|Angelina Jolie tries to persuade Morgan Freeman to see things her way in Wanted.|
By Mary Lyn Maiscott
While much of the world awaits Angelina Jolie’s delivery of twins, here’s what I’ve been wondering: How does someone who, by all appearances, wants to save the planet one child at a time (and you’ve got to be very cynical not to commend that) decide to act in a movie like Wanted? I’m not talking about the critical value (O.K., there isn’t much) but rather the ethos of the film, which seems to say: Life is cheap. Right needs might. Nerds should pack heat (also knives and blunt instruments like computer keyboards). If you haven’t murdered someone today, you’re really lazy.
It’s not enough that director Timur Bekmambetov has a fetishistic thing for bullets, so that we have to watch them close up, in slo-mo, as they shatter glass, curve (care of the curvebullet shooter played by James McAvoy) around Jolie’s stunning face to merely tousle her hair—well, what would you do if you were that bullet?—and, mostly, tear through human heads with the attendant blood, sinew, and bone. (And the silver bullets are pretty, too, with carvings of various kinds. Objets d’art.) No, he wants to take cold-heartedness to a higher level, so that, for example, a simple bull’s-eye target for shooting practice won’t do; nor will grotesque pig carcasses. For this in-your-face flick, only real human bodies measure up—dead bodies, to be sure, but hung on meat hooks, huge iron hooks going right through them, one of them looking like your grandmother. I don’t know what to make of this. Are we to applaud the seriousness of the cabal—I mean, fraternity—of assassins (I see I’ve been avoiding getting into the absurd, incomplete, and derivative plot, which involves a monastery, an oracle loom, and suicide-bomber rats), who just want to be really good at what they do?
I had a hard enough time with Mr. & Mrs. Smith, in which, of course, Jolie starred with the future other half of Brangelina (O.K., maybe that one was fate) as spouses who, unbeknownst to each other at first, are assassins.
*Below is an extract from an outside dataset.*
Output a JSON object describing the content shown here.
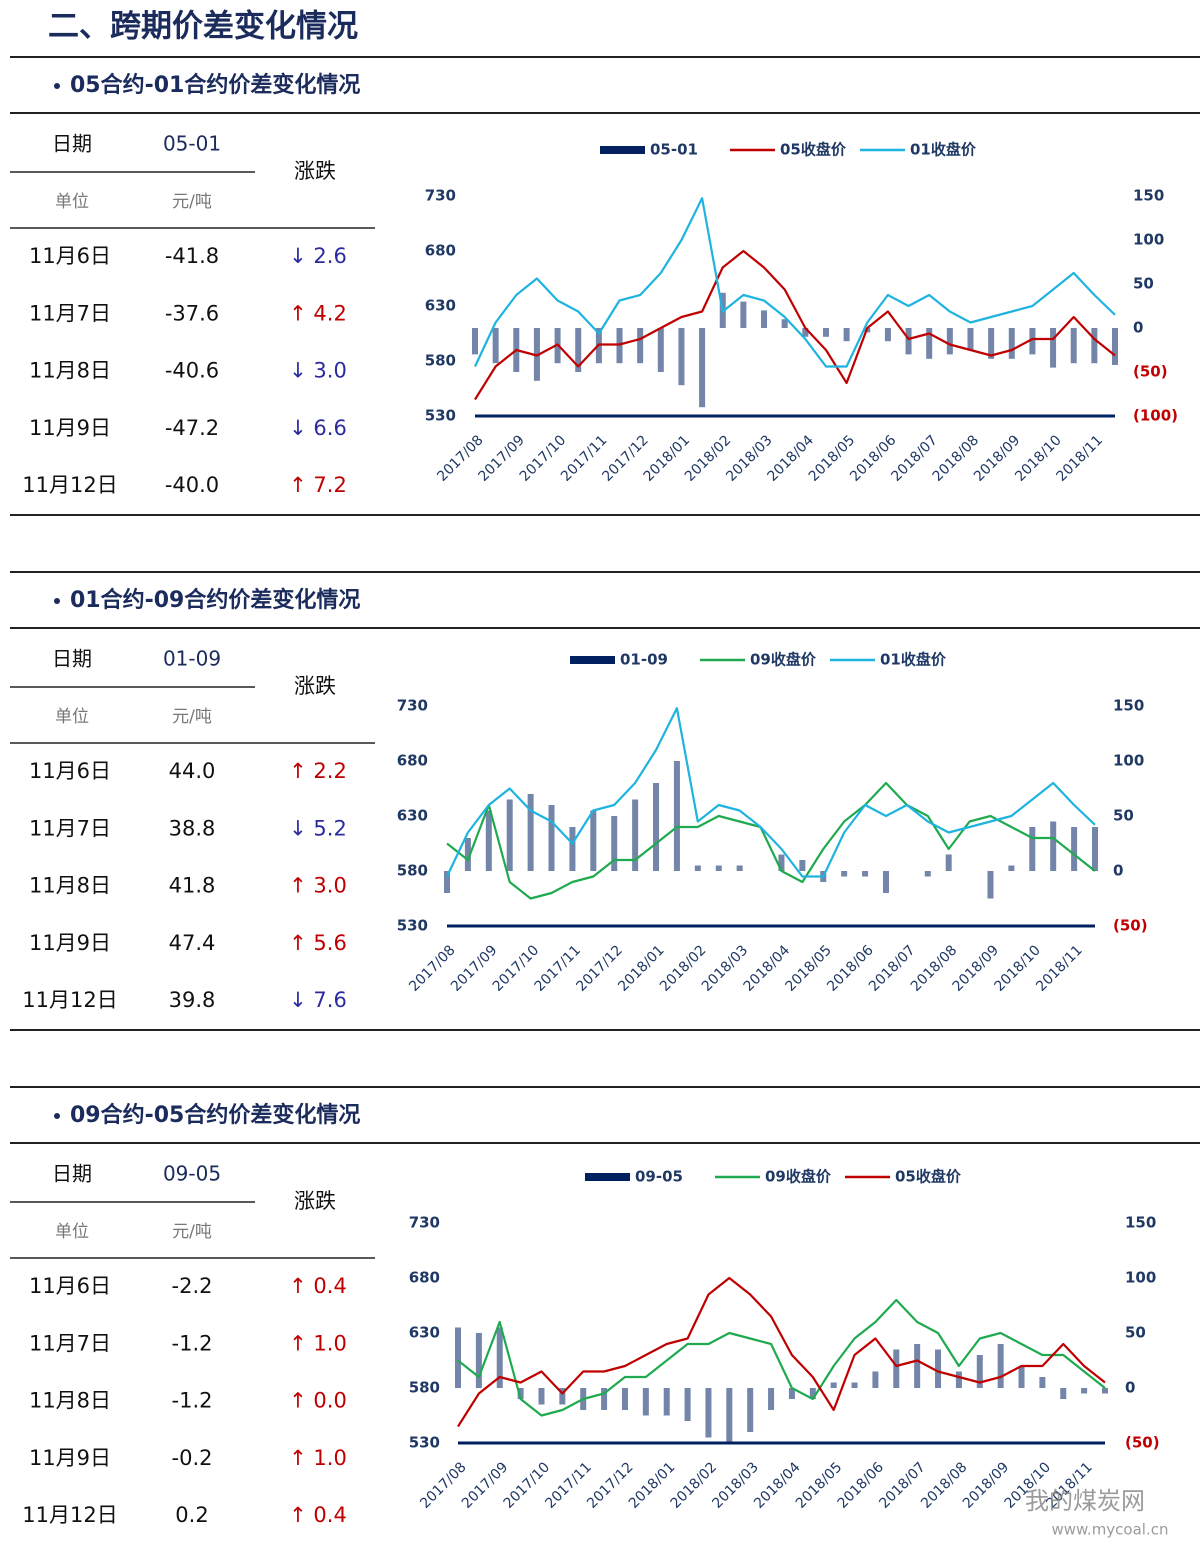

Secret marital murderous thoughts notwithstanding, are we really supposed to delight in watching the Smiths try to hurt and kill each other? And then they come together against a common enemy at the end—isn’t it cute?—to create mayhem and your general blood-splattering, assault weapons blazing. (For some reason that I can’t remember—comic effect?—this last part takes place in a vacant home-improvement store.) The Times’ capsule TV-listing review called it “a goof and a drag.” Precisely, with the “drag” scale skimming the floor.
But Wanted, in which Jolie plays yet another foxy (oh funny, her name is Fox!) assassin (who is not only tattooed, natch, but branded), ventures quite a bit further in the offensiveness department, mainly with scenes involving the “training” of a new hit man (McAvoy). A lot of Wanted seems to revisit Fight Club. I say “seems to” because I avoided Fight Club (though by coincidence I have a coffee-cup bathrobe like the one Pitt—we’re still keeping it in the family—wears in the movie). I’ve got this peculiar aversion to people getting their faces smashed in; therefore, I had my eyes closed for about a quarter of Wanted. Indeed, the initiation shown in that film pretty much consists of torture—beatings, stabbings, etc. From what I’ve heard, the violence in Fight Club had an artistic point. (I realize this is also true of The Sopranos, but I always wondered about what that does to the audience—is it encouraging sadistic impulses, all of this violence as entertainment? Or at the least isn’t there something disconcerting about people having spaghetti parties for marathon watching of Tony & Co.’s craven acts?) But with Wanted (bad title, by the way), it seems to be the point.
I think we know that Jolie doesn’t need the money. Speaking of the Wanted role, she told Vanity Fair: “It’s about being physical and jumping and running and being violent, and instinctively I knew I needed to do that.” I guess for her it was just a goof. And that’s a drag.